Izquierdo-Claros R M, Boyano-Adánez M C, Larsson C, Gustavsson L, Arilla E
Departamento de Bioquímica y Biología Molecular, Universidad de Alcalá, Alcalá de Henares, Madrid, Spain.
Brain Res Mol Brain Res. 1997 Jul;47(1-2):99-107. doi: 10.1016/s0169-328x(97)00063-6.

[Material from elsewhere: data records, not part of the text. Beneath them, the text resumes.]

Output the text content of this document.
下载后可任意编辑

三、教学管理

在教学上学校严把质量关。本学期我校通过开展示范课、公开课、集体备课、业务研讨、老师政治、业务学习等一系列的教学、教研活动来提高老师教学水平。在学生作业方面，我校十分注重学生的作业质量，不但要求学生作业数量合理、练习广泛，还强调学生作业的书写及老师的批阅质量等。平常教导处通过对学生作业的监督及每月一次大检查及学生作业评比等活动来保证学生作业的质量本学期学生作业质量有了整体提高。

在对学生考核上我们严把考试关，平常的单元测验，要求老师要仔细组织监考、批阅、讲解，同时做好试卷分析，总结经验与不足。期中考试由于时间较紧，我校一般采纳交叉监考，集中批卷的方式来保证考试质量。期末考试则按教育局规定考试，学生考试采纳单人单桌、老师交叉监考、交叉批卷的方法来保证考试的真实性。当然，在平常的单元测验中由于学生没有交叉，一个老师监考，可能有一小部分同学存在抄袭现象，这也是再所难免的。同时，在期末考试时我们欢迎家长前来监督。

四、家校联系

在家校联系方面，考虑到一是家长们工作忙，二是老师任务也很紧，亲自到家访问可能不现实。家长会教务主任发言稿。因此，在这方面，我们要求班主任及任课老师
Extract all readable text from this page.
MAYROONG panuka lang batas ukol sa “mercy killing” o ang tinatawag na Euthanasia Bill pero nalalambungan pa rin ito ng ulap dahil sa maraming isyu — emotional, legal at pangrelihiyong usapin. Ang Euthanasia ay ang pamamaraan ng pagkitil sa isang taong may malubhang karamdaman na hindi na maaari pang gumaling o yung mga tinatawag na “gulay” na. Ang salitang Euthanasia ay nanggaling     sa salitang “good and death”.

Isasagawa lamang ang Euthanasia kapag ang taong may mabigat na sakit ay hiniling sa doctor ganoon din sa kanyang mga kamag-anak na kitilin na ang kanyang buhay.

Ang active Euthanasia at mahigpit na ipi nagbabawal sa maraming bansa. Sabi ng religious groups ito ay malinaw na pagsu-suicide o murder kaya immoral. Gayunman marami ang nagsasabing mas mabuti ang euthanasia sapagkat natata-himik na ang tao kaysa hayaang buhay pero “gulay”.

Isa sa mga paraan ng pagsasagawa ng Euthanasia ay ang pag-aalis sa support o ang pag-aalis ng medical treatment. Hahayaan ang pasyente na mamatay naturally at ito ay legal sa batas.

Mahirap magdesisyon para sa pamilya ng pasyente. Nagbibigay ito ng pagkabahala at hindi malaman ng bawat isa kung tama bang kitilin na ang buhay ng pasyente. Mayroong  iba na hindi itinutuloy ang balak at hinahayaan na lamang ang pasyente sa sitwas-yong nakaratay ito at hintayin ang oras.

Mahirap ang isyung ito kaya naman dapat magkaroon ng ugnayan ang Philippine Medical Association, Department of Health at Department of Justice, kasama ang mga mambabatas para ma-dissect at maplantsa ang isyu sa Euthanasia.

A recent study carried out by our group demonstrated that exogenous dopamine increases the somatostatin (SS) receptor-effector system in the rat striatum. The present study examined the participation of the D1- and D2-dopaminergic systems in the modulation of the rat striatal SS receptor-effector system by use of the D1-receptor agonist and antagonist SKF 38393 and SCH 23390, respectively, and the D2-receptor agonist and antagonist bromocriptine and raclopride, respectively. In view of the rapid onset of dopamine action, the effect of dopaminergic agents on the SS mechanism of action were studied 3 h after their administration. SKF 38393 (4 mg/kg i.p.) or bromocriptine (2 mg/kg i.p.) administered to male Wistar rats increased the number of 125I-Tyr3-SMS receptors in the striatum (52 and 30%, respectively) without changing the affinity constant. The effect of SKF 38393 on 125I-Tyr3-SMS binding was antagonized by the D1-specific antagonist SCH 23390 (0.25 mg/kg i.p.) whereas the effect of bromocriptine was abolished by the D2-specific antagonist raclopride (5 mg/kg i.p.). No change in binding was produced when SKF 38393 or bromocriptine were added directly to the incubation medium. The acute systemic administration of SCH 23390 or raclopride alone had no effect on the binding of 125I-Tyr3-SMS to its receptors. The increase of the number of 125I-Tyr3-SMS receptor induced by SKF 38393 or bromocriptine was accompanied by an increase in the capacity of SMS 201-995 to inhibit basal and forskolin (FK)-stimulated adenylyl cyclase (AC) activity when compared to the control groups. In addition, the effect of SMS 201-995 on the mass accumulation of inositol 1,4,5-trisphosphate (IP3) was investigated. SKF 38393 as well as bromocriptine increased the capacity of SMS 201-995 to accumulate IP3 in the rat striatum although this effect was only statistically significant in the case of SKF 38393. These results suggest that the activation of D1 and D2 receptors increases the activity of the SS receptor-effector system, the effect being greater in the case of D1 receptors. These findings are consistent with a functional interaction between dopamine and SS in the rat striatum.
我们小组最近进行的一项研究表明,外源性多巴胺可增加大鼠纹状体中生长抑素(SS)受体 - 效应系统。本研究通过分别使用D1受体激动剂和拮抗剂SKF 38393和SCH 23390,以及D2受体激动剂和拮抗剂溴隐亭和雷氯必利,研究了D1和D2多巴胺能系统在调节大鼠纹状体SS受体 - 效应系统中的作用。鉴于多巴胺作用起效迅速,在给药3小时后研究了多巴胺能药物对SS作用机制的影响。给雄性Wistar大鼠腹腔注射SKF 38393(4mg/kg)或溴隐亭(2mg/kg)可增加纹状体中125I - Tyr3 - SMS受体的数量(分别增加52%和30%),而不改变亲和力常数。D1特异性拮抗剂SCH 23390(0.25mg/kg腹腔注射)可拮抗SKF 38393对125I - Tyr3 - SMS结合的作用,而D2特异性拮抗剂雷氯必利(5mg/kg腹腔注射)可消除溴隐亭的作用。当将SKF 38393或溴隐亭直接添加到孵育介质中时,结合没有变化。单独急性全身给予SCH 23390或雷氯必利对125I - Tyr3 - SMS与其受体的结合没有影响。与对照组相比,SKF 38393或溴隐亭诱导的125I - Tyr3 - SMS受体数量增加伴随着SMS 201 - 995抑制基础和福斯高林(FK)刺激的腺苷酸环化酶(AC)活性能力的增加。此外,还研究了SMS 201 - 995对肌醇1,4,5 - 三磷酸(IP3)大量积累的影响。SKF 38393以及溴隐亭增加了SMS 201 - 995在大鼠纹状体中积累IP3的能力,尽管这种作用仅在SKF 38393的情况下具有统计学意义。这些结果表明,D1和D2受体的激活增加了SS受体 - 效应系统的活性,在D1受体的情况下作用更大。这些发现与大鼠纹状体中多巴胺和SS之间的功能相互作用一致。